Have you ever been so angry at someone, or some group, you just simply couldn’t move beyond your anger? It happens to many of us, for a variety of reasons. Our anger burns hot within us, we make it a welcome companion in our daily lives. We even nurture and feed it in order to keep it fresh and active.
Is this how we should treat anger in our lives? There are a great many problems ahead for those who cannot seem to let go of their anger. There are some who keep it close to them, it festers in them and can cause a whole host of issues. Unresolved anger has the potential to affect our health in a great number of ways. Anger can be associated with risks to the health of our heart. Anger raises the risk of having a stroke. Anger can weaken our immune system. Anger can create, or heighten the levels of anxiety one experiences. Anger is linked to depression. A study from Harvard scientists has revealed anger festering in especially men, can significantly reduce their lung capacity, which in turn can create a multitude of respiratory problems.

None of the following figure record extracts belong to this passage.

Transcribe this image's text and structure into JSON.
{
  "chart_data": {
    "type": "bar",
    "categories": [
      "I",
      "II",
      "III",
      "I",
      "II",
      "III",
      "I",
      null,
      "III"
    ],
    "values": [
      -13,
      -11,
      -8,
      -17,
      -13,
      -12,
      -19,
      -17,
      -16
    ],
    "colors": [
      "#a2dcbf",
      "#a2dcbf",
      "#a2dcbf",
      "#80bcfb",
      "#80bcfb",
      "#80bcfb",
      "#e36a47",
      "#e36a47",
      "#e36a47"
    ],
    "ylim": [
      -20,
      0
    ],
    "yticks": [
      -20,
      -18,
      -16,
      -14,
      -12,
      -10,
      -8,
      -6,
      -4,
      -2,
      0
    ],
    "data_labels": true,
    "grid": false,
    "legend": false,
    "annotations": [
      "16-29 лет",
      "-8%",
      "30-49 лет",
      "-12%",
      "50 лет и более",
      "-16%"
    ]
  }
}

Respiratory issues and blood pressure issues can even affect our hearing and eyesight. Anger has been shown to shorten the life span of those who let anger reside in them. There are a number of studies which relate to how anger and stress create environments which can encourage the growth of cancer cells. Underlying health issues with our lungs, heart, kidneys, even eyes, can worsen if we allow anger to remain in us.
Here’s the thing about nurturing feelings of anger, resentment and even desired retribution; it only serves to hurt the one with those feelings. We can imagine so clearly the vanquishing of those we feel wronged by, or angry toward. In our mind, we think how good we will feel if someone, or some entity can “get what’s coming to them.” And of course, we’re the one’s who decide what that “coming to them” should entail. We spend inordinate amounts of time dreaming up and fantasizing about, the day our vengeance can come to fruition. Those we’re angry toward, we hold hard feelings about, we wish for their doom and destruction; they go on with their lives without giving us or our nurtured anger a second thought. They haven’t been harmed in the least, we on the other hand, have done untold damage to our health, our spiritual selves, and our psyche.
In Proverbs 15:18 we’re told, “A hot-tempered persons stirs up strife, but the one who is slow to anger quiets contention.” In Proverbs 22:24 we read, “Make no friendship with a person given to anger, nor go with a wrathful person.” And again in Proverbs 29:22, we hear “A person of wrath stirs up strife, and one given to anger causes much transgression.” The writer of Ecclesiastes 7:9 tells us, “Be not quick in your spirit to become angry, for anger lodges in the heart of fools.”
What we hear in these scriptures is a proscription against letting anger take root in us and remain. Its not that we will not get angry, that’s a given. Its how we let that anger play out in our lives. Those who nurture their anger and hold on to it with a tight grip, are only hurting themselves. We see the result all the time in those around us. Persons filled with anger appear caustic and contrary with others. They tend to be hard to get along with and crotchety. Some even revel in their contrariness. What usually happens is people will avoid them and keep them at arms length, further alienating them and causing even more issues of anger and resentment.
What are we to do with the anger that will surely come our way? We should address the root cause of our anger. We should make peace with that anger and let it go. This is where forgiveness comes in. I’ve heard a number of persons utter words like, “I’ll never forgive them.” Withholding forgiveness only serves to punish ourselves, not the one we are angry with. Again, the person we are angry with has gone forward and most likely isn’t giving us a second thought. Forgiveness isn’t for them anyway, its really for us. This is why Jesus taught forgiveness, its what releases us to have a full and abundant life. We are not bound up in our anger, we are free to love and be loved when we release our anger.
In Ephesians 4:31 we hear “Let all bitterness and wrath and anger and clamor and slander be put away from you, along with all malice.” And in Colossians 3:8 we read, “But now you must put them all away: anger, wrath, malice, slander, and obscene talk from your mouth.” Then finally in chapter 3:15 of the same letter we are told, “And let the peace of Christ rule in your hearts, to which indeed you were called in one body. And be thankful.”
Anger and being hurt come with the territory of human feelings and emotions. What we do with those things has more to say about our spiritual maturity and the closeness with which we align ourselves in following Jesus. Jesus made a great many people angry, and some of them wreaked their vengeance on him. In the end, any anger he may have felt toward them he released in forgiving them.
May God resolve in us our feelings of anger, the hurts we’ve endured, and may God give us the spiritual maturity to forgive and let peace come to us.